Learn more about bidirectional Unicode characters
disj_spool.sql
hosted with ❤ by GitHub
Sayan,
thanks for your comment.
1) I did mention that OR expansion is often a solution to OR problems, but I don’t think that it’s a very good one in this case
2) just imagine how much uglier and more difficult to support the code would become with 4 UNION ALL’s in place. Please bear in mind that the code in my example just a simplified representation of the actual problem. The real-life prototype of it was several screens long. Now you’re basically — how would you feel if you were to support code like this?
3) I suspect that updating 5 indexes with DML would be more expensive than updating 1 FBI
4) I suspect that the 5 indexes would occupy more space than the FBI. I think even more than the table itself.
So to sum up, while this might be a working solution, it’s far from being practical, let alone optimal.
Nikolay,
1. I noticed about “OR expansion”, because of that i commented exactly :)
2. Strictly speaking oracle can do it itself, but not so good(or_expand+concatenation) as manual “union all”. So sometimes we even haven’t to rewrite code as we have to do with FBI.
3-4. Usually other indexes already exists and they are needed for other queries, so often we have to compare just to add or not to add new FBI. Also note that when you create FBI, you create additional hidden column in the table. Also note that updates of anyone of these 5 columns will cause FBI value recalculating. So we have to also analyze frequency of updates of these columns.
btw, even if i had chosen FBI, for convenience and transperancy i’d create virtual column with logical name like “VIRT_LATEST_DATE” and the index on this column.
Hi
One nice use of this technique is to create a virtual column (partition_date) based as greatest(date1, date2, date3, date4, date5) and interval partition table by this virtual column. Constraints defining
date1 <= partition_date
enable optimizer to utilize partitition pruning even if partitition_date is not mentioned.
If dateN columns can be null, then currect version of optimizer seems to require
mentioning in where clause 'date1<= partition_date' condition if date1 is used for filtering rows. Also nvl is required in greatest functio for nullable columns.
This is useful for tables which have many date columns, which do not differ so much from each other and all of them can and are used in where clauses. Typically queries will refer to 'new' data, so this technique would prune partitions efficiently.
Hi Lasse,
thanks for your comment. A virtual column would be implicitly created by the optimizer when creating the FBI, but I agree that explicitly creating it could offer some advantages.

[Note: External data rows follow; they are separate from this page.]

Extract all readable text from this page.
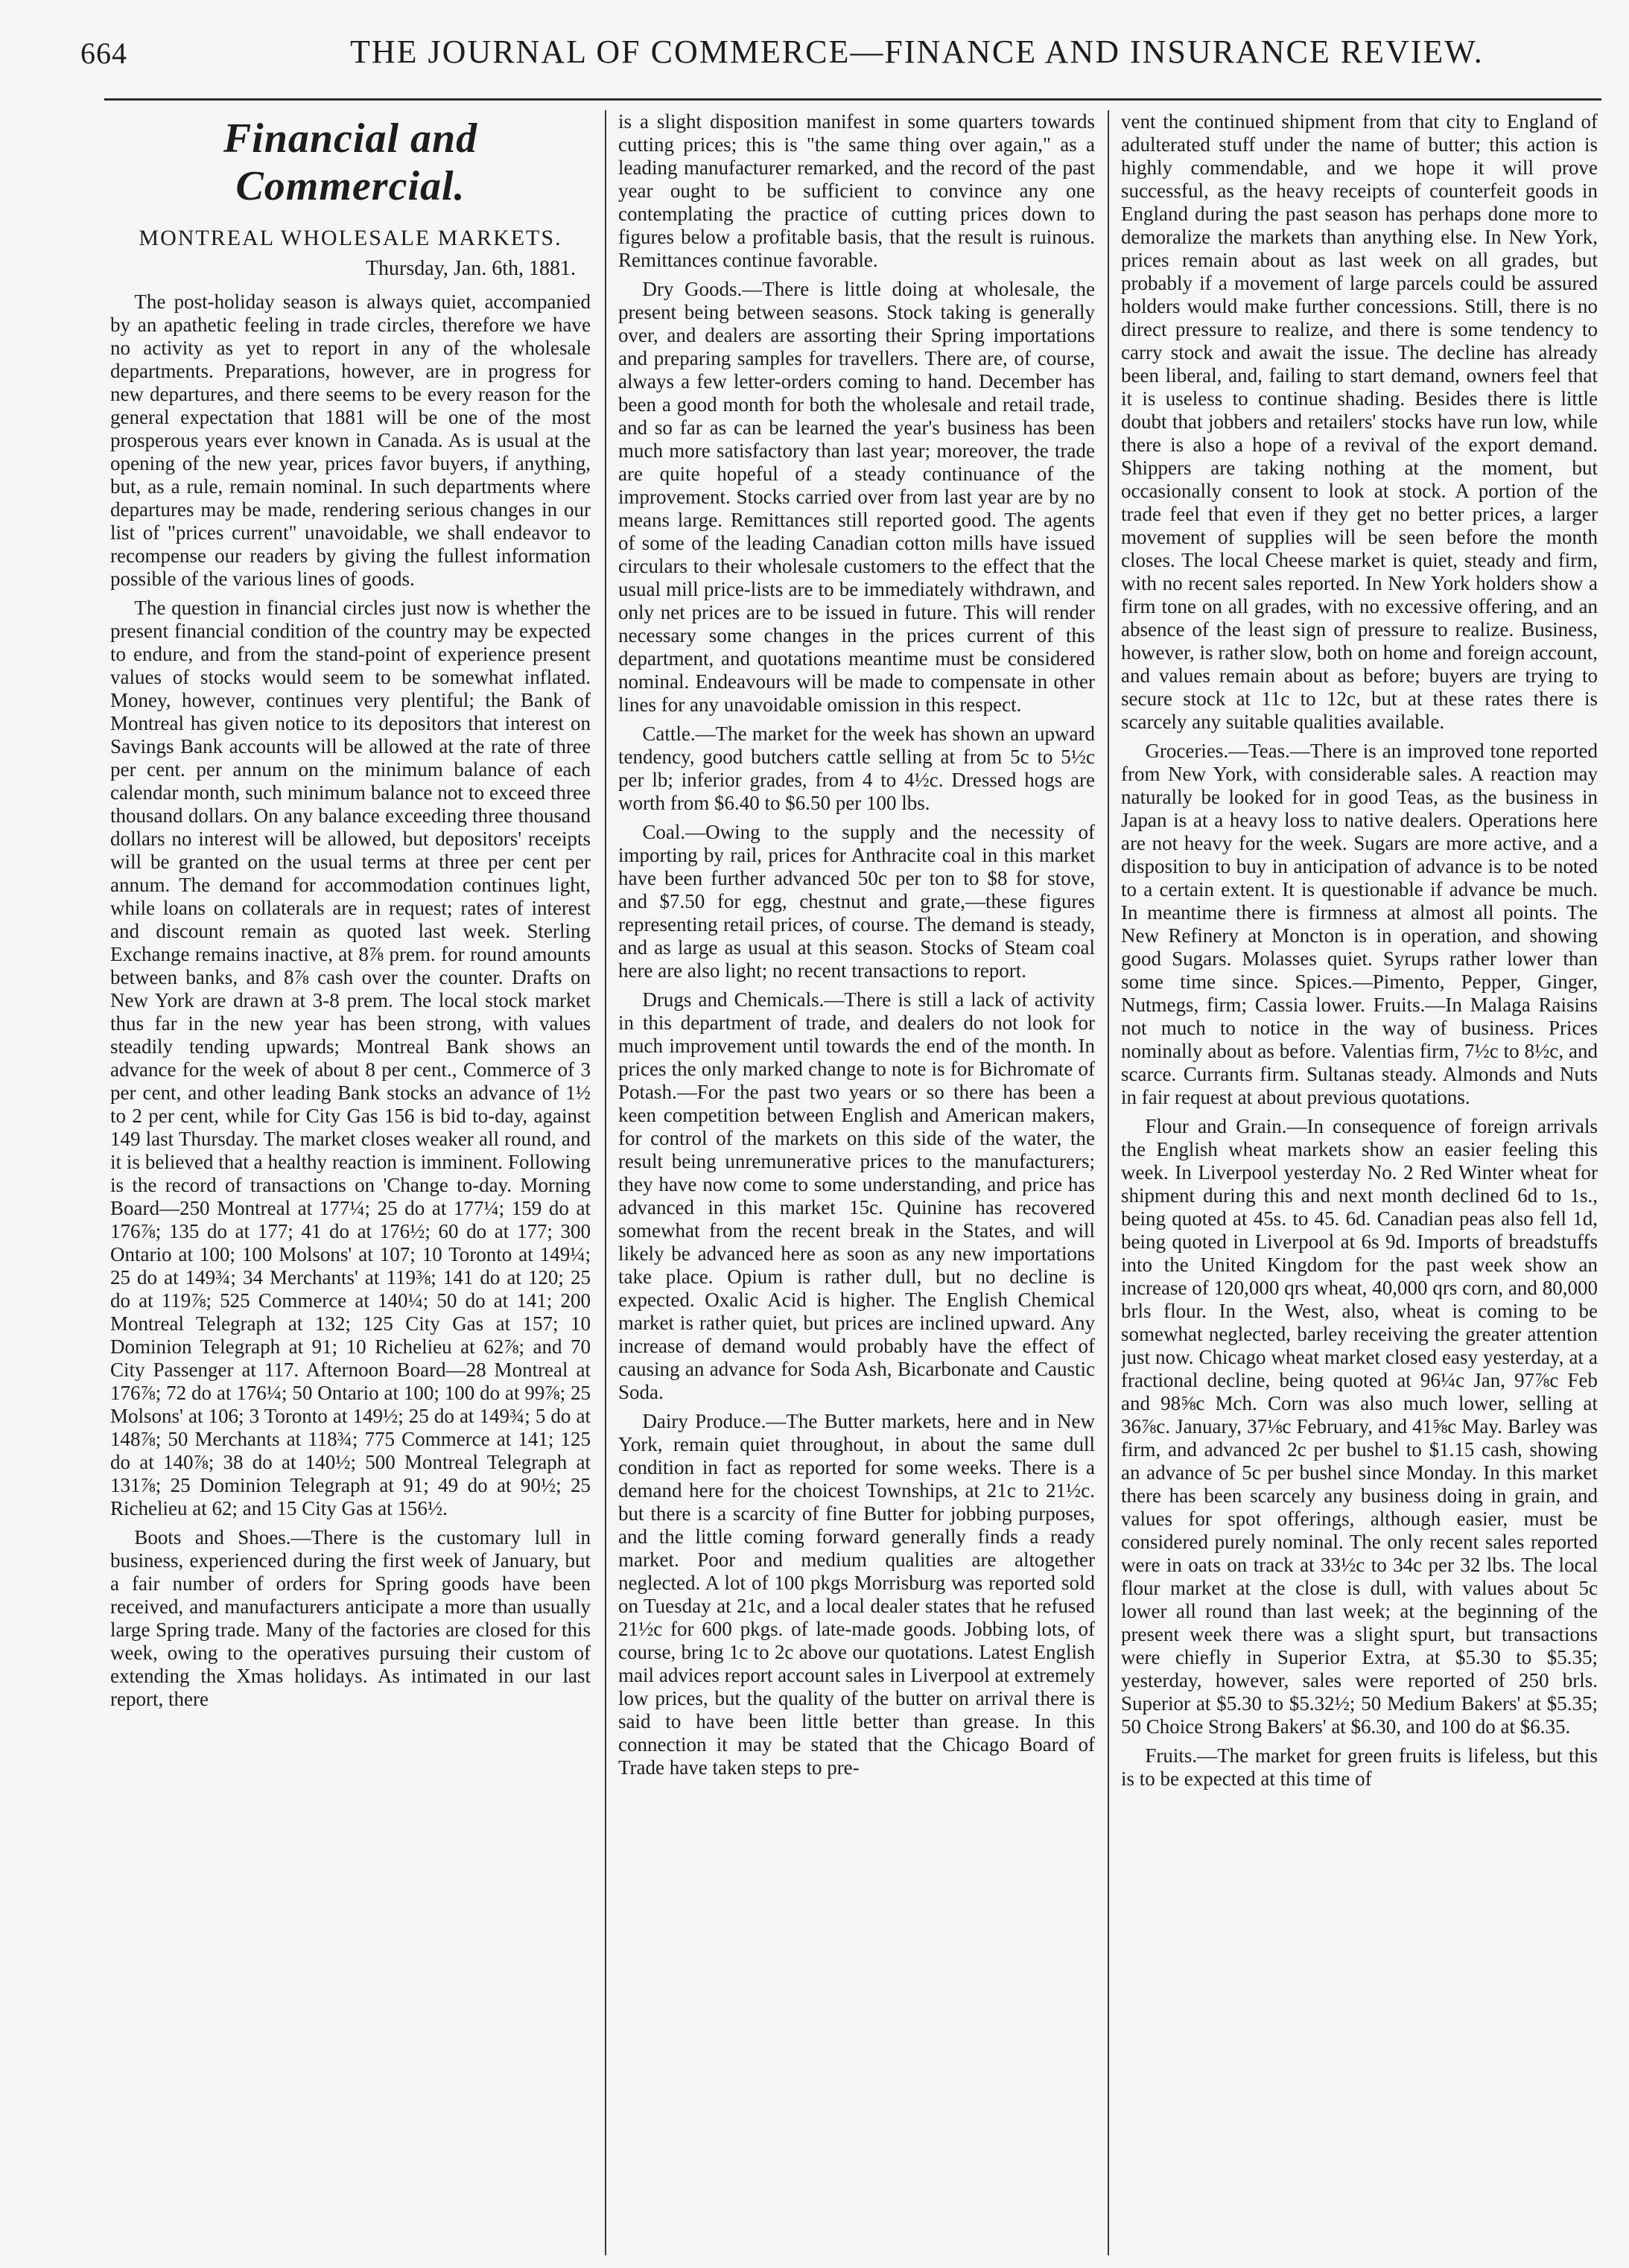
664	THE JOURNAL OF COMMERCE—FINANCE AND INSURANCE REVIEW.
Financial and Commercial.
MONTREAL WHOLESALE MARKETS.
Thursday, Jan. 6th, 1881.

The post-holiday season is always quiet, accompanied by an apathetic feeling in trade circles, therefore we have no activity as yet to report in any of the wholesale departments. Preparations, however, are in progress for new departures, and there seems to be every reason for the general expectation that 1881 will be one of the most prosperous years ever known in Canada. As is usual at the opening of the new year, prices favor buyers, if anything, but, as a rule, remain nominal. In such departments where departures may be made, rendering serious changes in our list of "prices current" unavoidable, we shall endeavor to recompense our readers by giving the fullest information possible of the various lines of goods.

The question in financial circles just now is whether the present financial condition of the country may be expected to endure, and from the stand-point of experience present values of stocks would seem to be somewhat inflated. Money, however, continues very plentiful; the Bank of Montreal has given notice to its depositors that interest on Savings Bank accounts will be allowed at the rate of three per cent. per annum on the minimum balance of each calendar month, such minimum balance not to exceed three thousand dollars. On any balance exceeding three thousand dollars no interest will be allowed, but depositors' receipts will be granted on the usual terms at three per cent per annum. The demand for accommodation continues light, while loans on collaterals are in request; rates of interest and discount remain as quoted last week. Sterling Exchange remains inactive, at 8⅞ prem. for round amounts between banks, and 8⅞ cash over the counter. Drafts on New York are drawn at 3-8 prem. The local stock market thus far in the new year has been strong, with values steadily tending upwards; Montreal Bank shows an advance for the week of about 8 per cent., Commerce of 3 per cent, and other leading Bank stocks an advance of 1½ to 2 per cent, while for City Gas 156 is bid to-day, against 149 last Thursday. The market closes weaker all round, and it is believed that a healthy reaction is imminent. Following is the record of transactions on 'Change to-day. Morning Board—250 Montreal at 177¼; 25 do at 177¼; 159 do at 176⅞; 135 do at 177; 41 do at 176½; 60 do at 177; 300 Ontario at 100; 100 Molsons' at 107; 10 Toronto at 149¼; 25 do at 149¾; 34 Merchants' at 119⅜; 141 do at 120; 25 do at 119⅞; 525 Commerce at 140¼; 50 do at 141; 200 Montreal Telegraph at 132; 125 City Gas at 157; 10 Dominion Telegraph at 91; 10 Richelieu at 62⅞; and 70 City Passenger at 117. Afternoon Board—28 Montreal at 176⅞; 72 do at 176¼; 50 Ontario at 100; 100 do at 99⅞; 25 Molsons' at 106; 3 Toronto at 149½; 25 do at 149¾; 5 do at 148⅞; 50 Merchants at 118¾; 775 Commerce at 141; 125 do at 140⅞; 38 do at 140½; 500 Montreal Telegraph at 131⅞; 25 Dominion Telegraph at 91; 49 do at 90½; 25 Richelieu at 62; and 15 City Gas at 156½.

Boots and Shoes.—There is the customary lull in business, experienced during the first week of January, but a fair number of orders for Spring goods have been received, and manufacturers anticipate a more than usually large Spring trade. Many of the factories are closed for this week, owing to the operatives pursuing their custom of extending the Xmas holidays. As intimated in our last report, there

is a slight disposition manifest in some quarters towards cutting prices; this is "the same thing over again," as a leading manufacturer remarked, and the record of the past year ought to be sufficient to convince any one contemplating the practice of cutting prices down to figures below a profitable basis, that the result is ruinous. Remittances continue favorable.

Dry Goods.—There is little doing at wholesale, the present being between seasons. Stock taking is generally over, and dealers are assorting their Spring importations and preparing samples for travellers. There are, of course, always a few letter-orders coming to hand. December has been a good month for both the wholesale and retail trade, and so far as can be learned the year's business has been much more satisfactory than last year; moreover, the trade are quite hopeful of a steady continuance of the improvement. Stocks carried over from last year are by no means large. Remittances still reported good. The agents of some of the leading Canadian cotton mills have issued circulars to their wholesale customers to the effect that the usual mill price-lists are to be immediately withdrawn, and only net prices are to be issued in future. This will render necessary some changes in the prices current of this department, and quotations meantime must be considered nominal. Endeavours will be made to compensate in other lines for any unavoidable omission in this respect.

Cattle.—The market for the week has shown an upward tendency, good butchers cattle selling at from 5c to 5½c per lb; inferior grades, from 4 to 4½c. Dressed hogs are worth from $6.40 to $6.50 per 100 lbs.

Coal.—Owing to the supply and the necessity of importing by rail, prices for Anthracite coal in this market have been further advanced 50c per ton to $8 for stove, and $7.50 for egg, chestnut and grate,—these figures representing retail prices, of course. The demand is steady, and as large as usual at this season. Stocks of Steam coal here are also light; no recent transactions to report.

Drugs and Chemicals.—There is still a lack of activity in this department of trade, and dealers do not look for much improvement until towards the end of the month. In prices the only marked change to note is for Bichromate of Potash.—For the past two years or so there has been a keen competition between English and American makers, for control of the markets on this side of the water, the result being unremunerative prices to the manufacturers; they have now come to some understanding, and price has advanced in this market 15c. Quinine has recovered somewhat from the recent break in the States, and will likely be advanced here as soon as any new importations take place. Opium is rather dull, but no decline is expected. Oxalic Acid is higher. The English Chemical market is rather quiet, but prices are inclined upward. Any increase of demand would probably have the effect of causing an advance for Soda Ash, Bicarbonate and Caustic Soda.

Dairy Produce.—The Butter markets, here and in New York, remain quiet throughout, in about the same dull condition in fact as reported for some weeks. There is a demand here for the choicest Townships, at 21c to 21½c. but there is a scarcity of fine Butter for jobbing purposes, and the little coming forward generally finds a ready market. Poor and medium qualities are altogether neglected. A lot of 100 pkgs Morrisburg was reported sold on Tuesday at 21c, and a local dealer states that he refused 21½c for 600 pkgs. of late-made goods. Jobbing lots, of course, bring 1c to 2c above our quotations. Latest English mail advices report account sales in Liverpool at extremely low prices, but the quality of the butter on arrival there is said to have been little better than grease. In this connection it may be stated that the Chicago Board of Trade have taken steps to pre-

vent the continued shipment from that city to England of adulterated stuff under the name of butter; this action is highly commendable, and we hope it will prove successful, as the heavy receipts of counterfeit goods in England during the past season has perhaps done more to demoralize the markets than anything else. In New York, prices remain about as last week on all grades, but probably if a movement of large parcels could be assured holders would make further concessions. Still, there is no direct pressure to realize, and there is some tendency to carry stock and await the issue. The decline has already been liberal, and, failing to start demand, owners feel that it is useless to continue shading. Besides there is little doubt that jobbers and retailers' stocks have run low, while there is also a hope of a revival of the export demand. Shippers are taking nothing at the moment, but occasionally consent to look at stock. A portion of the trade feel that even if they get no better prices, a larger movement of supplies will be seen before the month closes. The local Cheese market is quiet, steady and firm, with no recent sales reported. In New York holders show a firm tone on all grades, with no excessive offering, and an absence of the least sign of pressure to realize. Business, however, is rather slow, both on home and foreign account, and values remain about as before; buyers are trying to secure stock at 11c to 12c, but at these rates there is scarcely any suitable qualities available.

Groceries.—Teas.—There is an improved tone reported from New York, with considerable sales. A reaction may naturally be looked for in good Teas, as the business in Japan is at a heavy loss to native dealers. Operations here are not heavy for the week. Sugars are more active, and a disposition to buy in anticipation of advance is to be noted to a certain extent. It is questionable if advance be much. In meantime there is firmness at almost all points. The New Refinery at Moncton is in operation, and showing good Sugars. Molasses quiet. Syrups rather lower than some time since. Spices.—Pimento, Pepper, Ginger, Nutmegs, firm; Cassia lower. Fruits.—In Malaga Raisins not much to notice in the way of business. Prices nominally about as before. Valentias firm, 7½c to 8½c, and scarce. Currants firm. Sultanas steady. Almonds and Nuts in fair request at about previous quotations.

Flour and Grain.—In consequence of foreign arrivals the English wheat markets show an easier feeling this week. In Liverpool yesterday No. 2 Red Winter wheat for shipment during this and next month declined 6d to 1s., being quoted at 45s. to 45. 6d. Canadian peas also fell 1d, being quoted in Liverpool at 6s 9d. Imports of breadstuffs into the United Kingdom for the past week show an increase of 120,000 qrs wheat, 40,000 qrs corn, and 80,000 brls flour. In the West, also, wheat is coming to be somewhat neglected, barley receiving the greater attention just now. Chicago wheat market closed easy yesterday, at a fractional decline, being quoted at 96¼c Jan, 97⅞c Feb and 98⅝c Mch. Corn was also much lower, selling at 36⅞c. January, 37⅛c February, and 41⅝c May. Barley was firm, and advanced 2c per bushel to $1.15 cash, showing an advance of 5c per bushel since Monday. In this market there has been scarcely any business doing in grain, and values for spot offerings, although easier, must be considered purely nominal. The only recent sales reported were in oats on track at 33½c to 34c per 32 lbs. The local flour market at the close is dull, with values about 5c lower all round than last week; at the beginning of the present week there was a slight spurt, but transactions were chiefly in Superior Extra, at $5.30 to $5.35; yesterday, however, sales were reported of 250 brls. Superior at $5.30 to $5.32½; 50 Medium Bakers' at $5.35; 50 Choice Strong Bakers' at $6.30, and 100 do at $6.35.

Fruits.—The market for green fruits is lifeless, but this is to be expected at this time of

Using this virtual column as a partitioning key is not always an option (partitioning can be not available due to licensing restrictions, or the table may need to have a different partitioning key for some reason, e.g. reference partitioning to align partitions with a logically connected table). Besides, even if partitioning can be used in principle, it’s not something that can be done easily to an existing table with data (although various techniques like ALTER TABLE EXCHANGE PARTITION could simplify that task). Those are the reasons why I didn’t focus (well, that, and the desire not to make the blog too large). Nevertheless I agree that where appropriate, this could be a very good solution.
The most important thing, however, is to realize that getting rid of OR can be done by other means that OR exnapsion with UNION ALL — e.g. using logical equivalence and rules of arithmetic as described in the example. Once you do that, there are many other techniques that you can combine this trick with to make it even more efficient.
Regarding NVL’s — yes, if the columns are NULLABLE then the greatest function would need to contain NVLs. I did mention that in my blog.
Best regards,
Nikolay